Cela peut expliquer en partie le moindre investissement masculin par rapport aux tâches ménagères. Mais il faut être prudent : cela ne justifie pas  le fait que les hommes travaillent moins dans la maison que les femmes. Il s'agit simplement d'une explication de certaines logiques qui sont à l'œuvre. Si l'on prend le cas des personne qui sont l’une et l’autre en accord avec la logique d'égalité de répartition des tâches ménagères, on constate que même chez ces personnes-là, dans la pratique il n'y a pas égalité de répartition, car il n’y a pas en général égalité de positionnement dans le secteur professionnel extérieur. Je pense que cette logique d'égalité doit se penser globalement à l'intérieur du couple compte tenu des différents types d'activités contraintes.

On parlerait donc d'une répartition "à la louche" et l'idéal selon lequel on pourrait atteindre une répartition parfaite serait impossible à atteindre ?

Cette logique comptable est évidemment très complexe puisque parfois, pour la même tâche on peut mettre un temps différent parce qu'on est plus ou moins éveillé ou fatigué.
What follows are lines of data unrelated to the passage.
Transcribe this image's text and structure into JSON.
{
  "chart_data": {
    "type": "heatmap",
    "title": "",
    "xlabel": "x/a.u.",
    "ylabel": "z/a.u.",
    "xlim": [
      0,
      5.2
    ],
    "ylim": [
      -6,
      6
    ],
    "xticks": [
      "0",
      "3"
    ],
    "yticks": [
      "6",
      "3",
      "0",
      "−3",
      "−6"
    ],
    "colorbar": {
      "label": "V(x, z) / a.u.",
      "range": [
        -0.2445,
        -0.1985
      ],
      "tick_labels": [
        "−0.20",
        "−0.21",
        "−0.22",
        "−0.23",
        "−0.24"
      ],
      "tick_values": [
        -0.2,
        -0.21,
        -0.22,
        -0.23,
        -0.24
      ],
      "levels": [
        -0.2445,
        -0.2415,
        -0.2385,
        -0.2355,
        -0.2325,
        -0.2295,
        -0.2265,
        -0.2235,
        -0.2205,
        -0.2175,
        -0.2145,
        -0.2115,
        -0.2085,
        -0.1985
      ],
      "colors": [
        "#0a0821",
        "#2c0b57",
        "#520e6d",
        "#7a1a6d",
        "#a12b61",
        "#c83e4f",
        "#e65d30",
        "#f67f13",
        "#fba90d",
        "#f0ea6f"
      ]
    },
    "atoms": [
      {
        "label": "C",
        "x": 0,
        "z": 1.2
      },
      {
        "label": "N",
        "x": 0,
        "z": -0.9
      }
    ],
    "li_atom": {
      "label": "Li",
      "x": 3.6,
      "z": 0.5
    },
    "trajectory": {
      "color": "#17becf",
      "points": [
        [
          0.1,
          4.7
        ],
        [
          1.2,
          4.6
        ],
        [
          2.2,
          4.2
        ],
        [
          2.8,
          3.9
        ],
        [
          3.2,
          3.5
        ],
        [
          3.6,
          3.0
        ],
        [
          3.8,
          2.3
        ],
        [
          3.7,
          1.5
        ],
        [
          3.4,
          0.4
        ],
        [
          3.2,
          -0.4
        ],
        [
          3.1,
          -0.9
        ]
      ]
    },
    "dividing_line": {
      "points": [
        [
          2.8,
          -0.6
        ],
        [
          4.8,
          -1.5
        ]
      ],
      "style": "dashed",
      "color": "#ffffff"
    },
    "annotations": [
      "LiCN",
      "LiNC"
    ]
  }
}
On peut toujours faire des moyennes, et selon la disponibilité des individus on  passera plus ou moins de temps.

C’est vrai que la logique comptable fonctionne mal dans la sphère privée, parce que les relations sont basées sur l’affectif et sur la dimension d’échange entre les partenaires. Le principe d’égalité n’est pas remis en question, mais il ne peut pas fonctionner sur une mesure de type statistique des répartitions, compte tenu de la complexité de la chose. Il n'est pas pour autant question de légitimer une inégalité des répartitions. Simplement, cela ne paraît pas très adapté à la gestion de la sphère privée.

La répartition égale des tâches ménagères est-elle une condition sine qua non de l’évitement des conflits au sein du couple ?

Ce n’est pas une condition, c’est quelque chose qui favorisera l’harmonie au sein du couple. Mais il y aura beaucoup d'autres sujets sujets à conflit dans le couple que celui au sujet de la répartition des tâches ménagères. Il y a de multiples possibilités d’entrer en conflit, donc même une gestion harmonieuse dans la répartition des tâches ne garantit pas la bonne marche du couple. Ceci dit, une gestion peu harmonieuse est effectivement un bon indicateur de difficultés possibles. Qu’il y ait un écart de répartition très important dans le couple risque fort de provoquer des conflits, mais s’il y a égalité effective cela ne suffit pas non plus à éviter complètement les conflits. Le couple n'est pas une mécanique. Il s'agit d'une chose plus complexe dont les activités sont un des éléments. Ce sont les représentations et les affects en jeu qui conditionnent largement l’harmonie dans le couple.